The Rabbitte family, ‘Barrytown’ [Kilbarrack], North Dublin; Jimmy Rabbitte, his wife Veronica, Les, Sharon, Jimmy Jr., Darren, and the twins Linda and Tracy. Sharon gets pregnant by Mr. Burgess, the seedy father of her friend Yvonne. He has sex with her standing up when she is sick and drunk at a disco. She pretends the father is a Spanish sailor but is disbelieved when he boasts of having had her. Burgess is frightened into silence by Jimmy Sr., but then leaves home in a fit of sentimentality and chauvinism, and idiotically invites Sharon to join him. Sending him on his way, she offers to leave home but is restrained by Jimmy Sr., who shames himself by crying [‘Don’t tell Jimmy Jr. … he looks up to me, yeh know.’ 163-4]. She prepares for her impending delivery amid the tatters of her alibi. Among cloudbursts of family pride, the Rabbittes also come to terms with the new state of affairs and prepare to welcome a new member. The book is written chiefly in short slangy comic dialogue, and set at the Rabbitte house and the local pub. It describes a harsh social culture dominated by a constant searching for an appreciation of laughs—‘Barrytown’s sense of humour’—sharp-tongued, yet tolerant and supportive. It includes an amusing and touching account of sexual relations between the Rabbitte parents, in which Jimmy applies the lesson on cunnilingus that he has learned from a feminist handbook [Everywoman]

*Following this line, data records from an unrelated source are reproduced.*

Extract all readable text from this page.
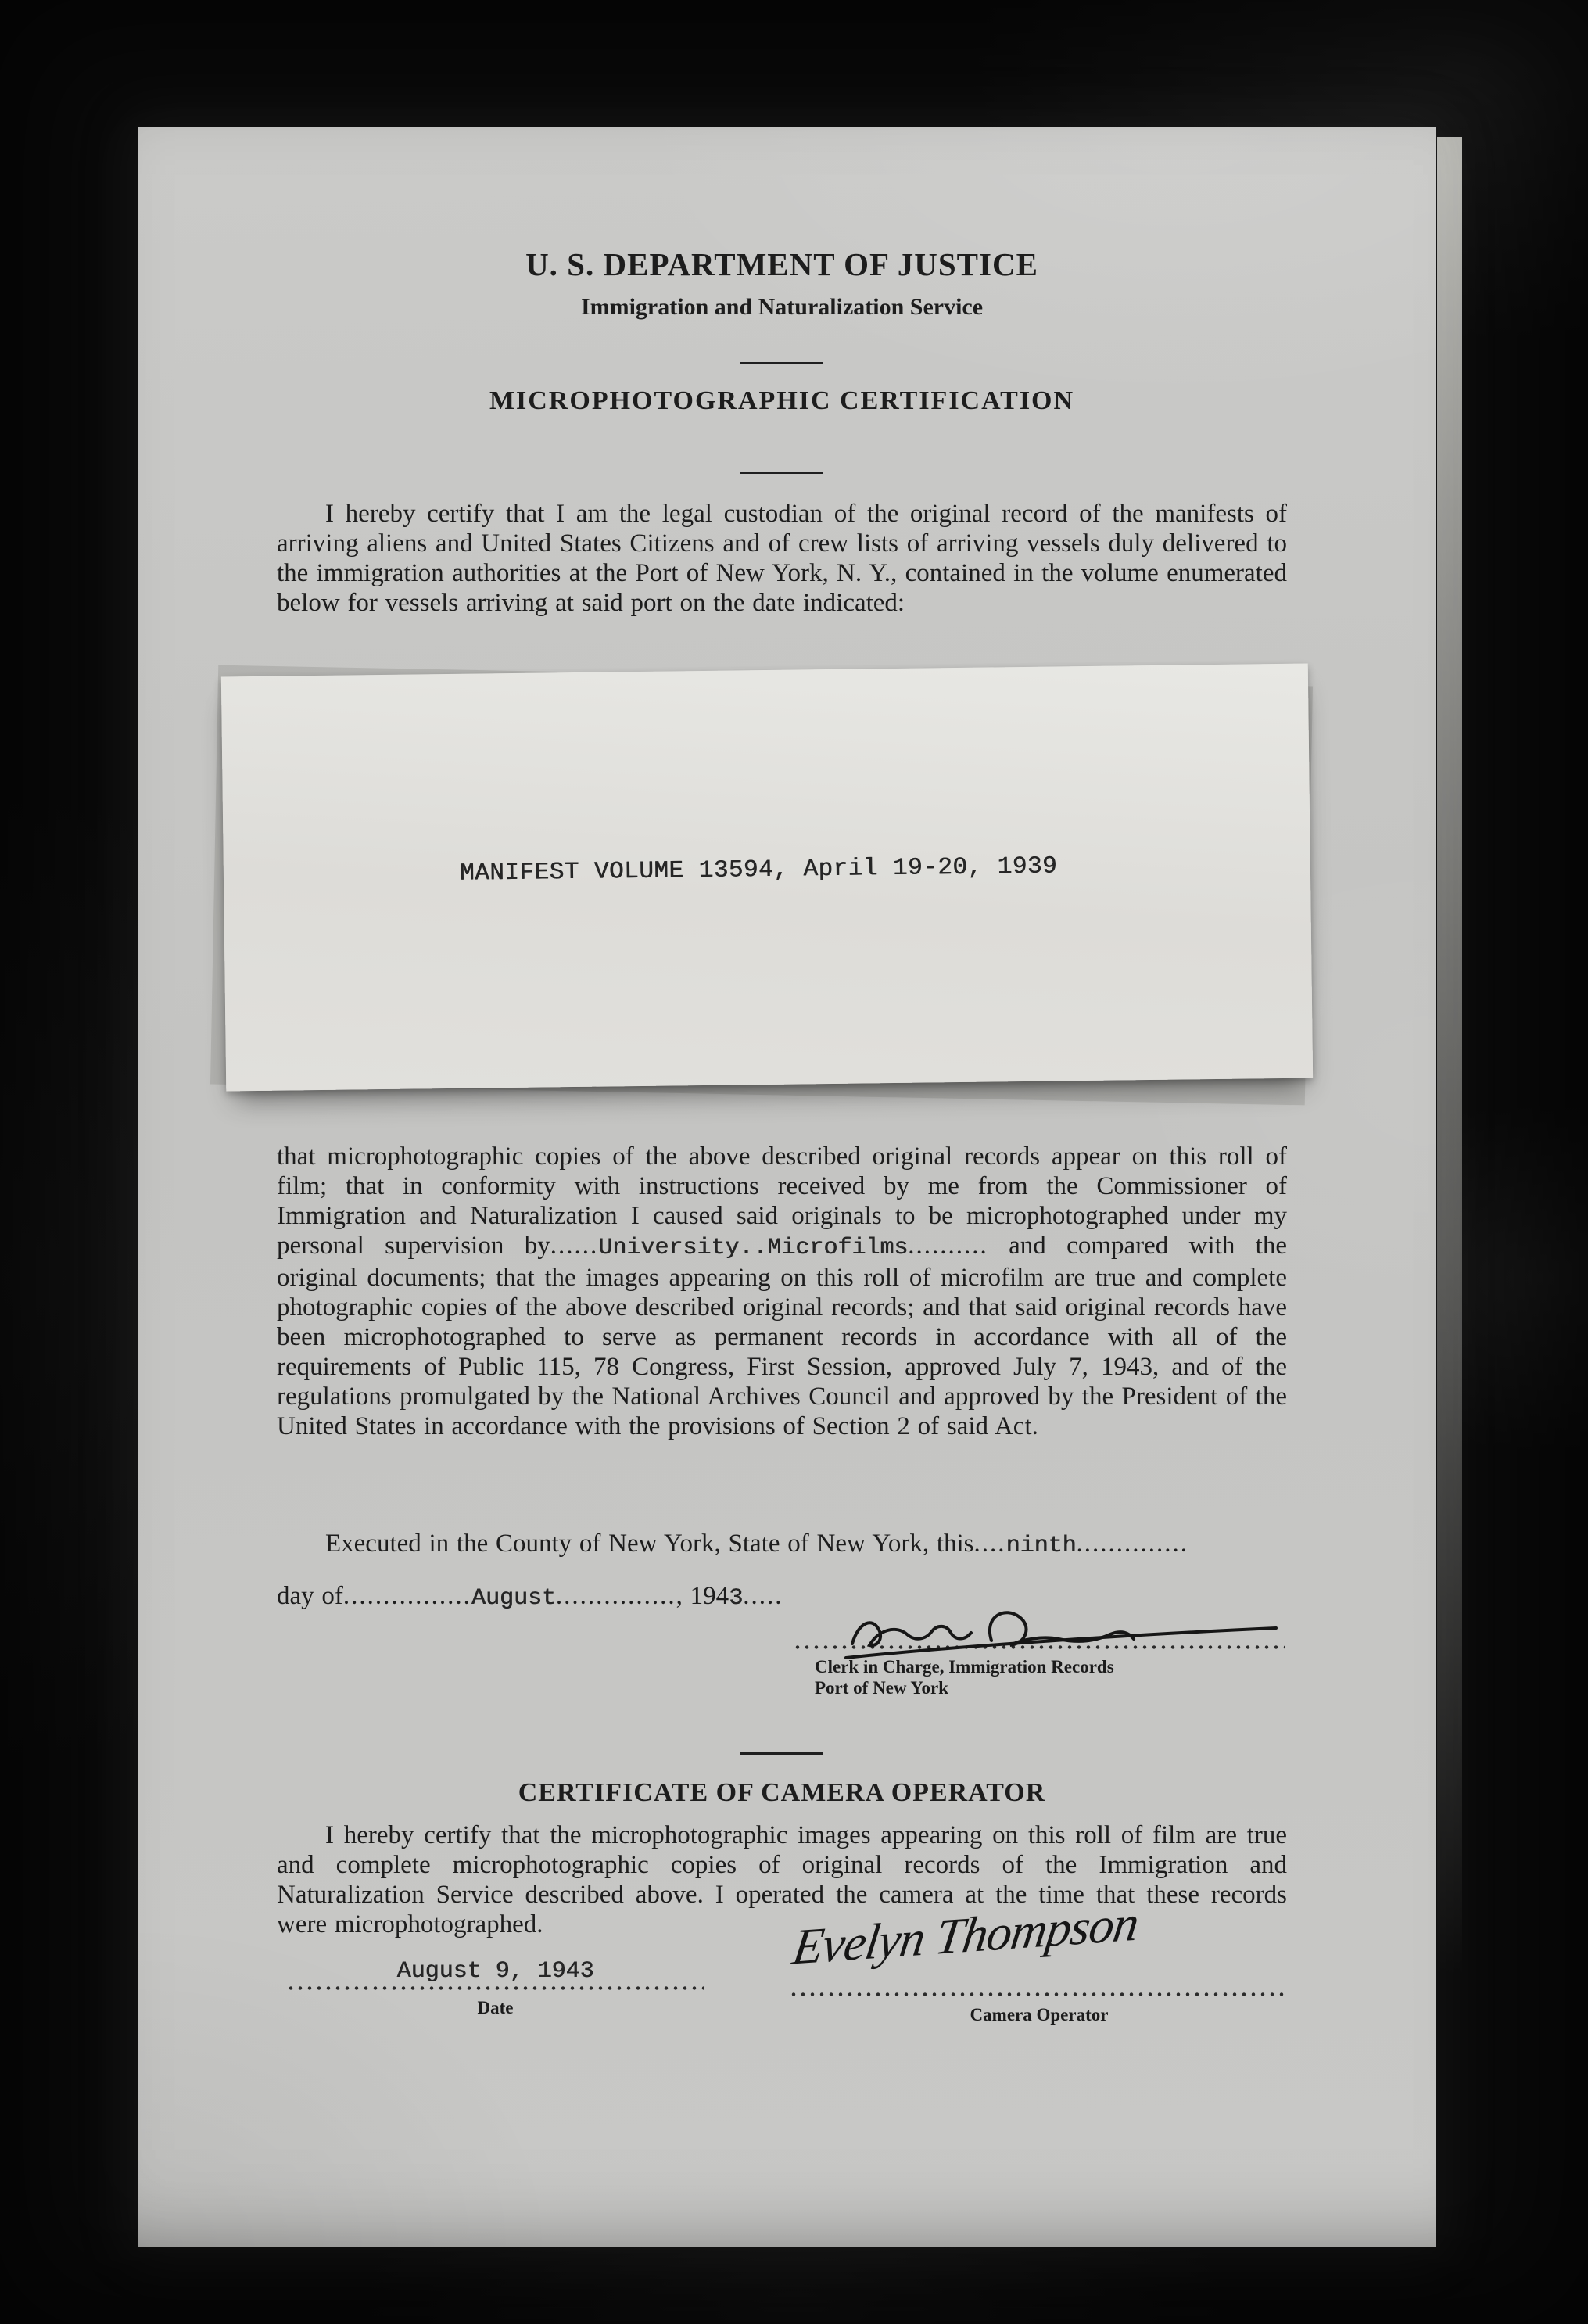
U. S. DEPARTMENT OF JUSTICE
Immigration and Naturalization Service
MICROPHOTOGRAPHIC CERTIFICATION

I hereby certify that I am the legal custodian of the original record of the manifests of arriving aliens and United States Citizens and of crew lists of arriving vessels duly delivered to the immigration authorities at the Port of New York, N. Y., contained in the volume enumerated below for vessels arriving at said port on the date indicated:

that microphotographic copies of the above described original records appear on this roll of film; that in conformity with instructions received by me from the Commissioner of Immigration and Naturalization I caused said originals to be microphotographed under my personal supervision by......University..Microfilms.......... and compared with the original documents; that the images appearing on this roll of microfilm are true and complete photographic copies of the above described original records; and that said original records have been microphotographed to serve as permanent records in accordance with all of the requirements of Public 115, 78 Congress, First Session, approved July 7, 1943, and of the regulations promulgated by the National Archives Council and approved by the President of the United States in accordance with the provisions of Section 2 of said Act.

Executed in the County of New York, State of New York, this....ninth..............

day of................August..............., 1943.....

Clerk in Charge, Immigration Records
Port of New York
CERTIFICATE OF CAMERA OPERATOR

I hereby certify that the microphotographic images appearing on this roll of film are true and complete microphotographic copies of original records of the Immigration and Naturalization Service described above. I operated the camera at the time that these records were microphotographed.

August 9, 1943
Date
Evelyn Thompson
Camera Operator
MANIFEST VOLUME 13594, April 19-20, 1939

Snapper was panned by the 1990 reviews. It is manifestly sentimental in its ending, and probably unfounded in its tolerance of the virtual rape of Sharon by a member of her parent’s generation. But its quick-fire humour and frankness of language gives it a vitality and immediacy and credibility. The obvious comparison is with Sean O’Casey, though it is not poetical in aspect.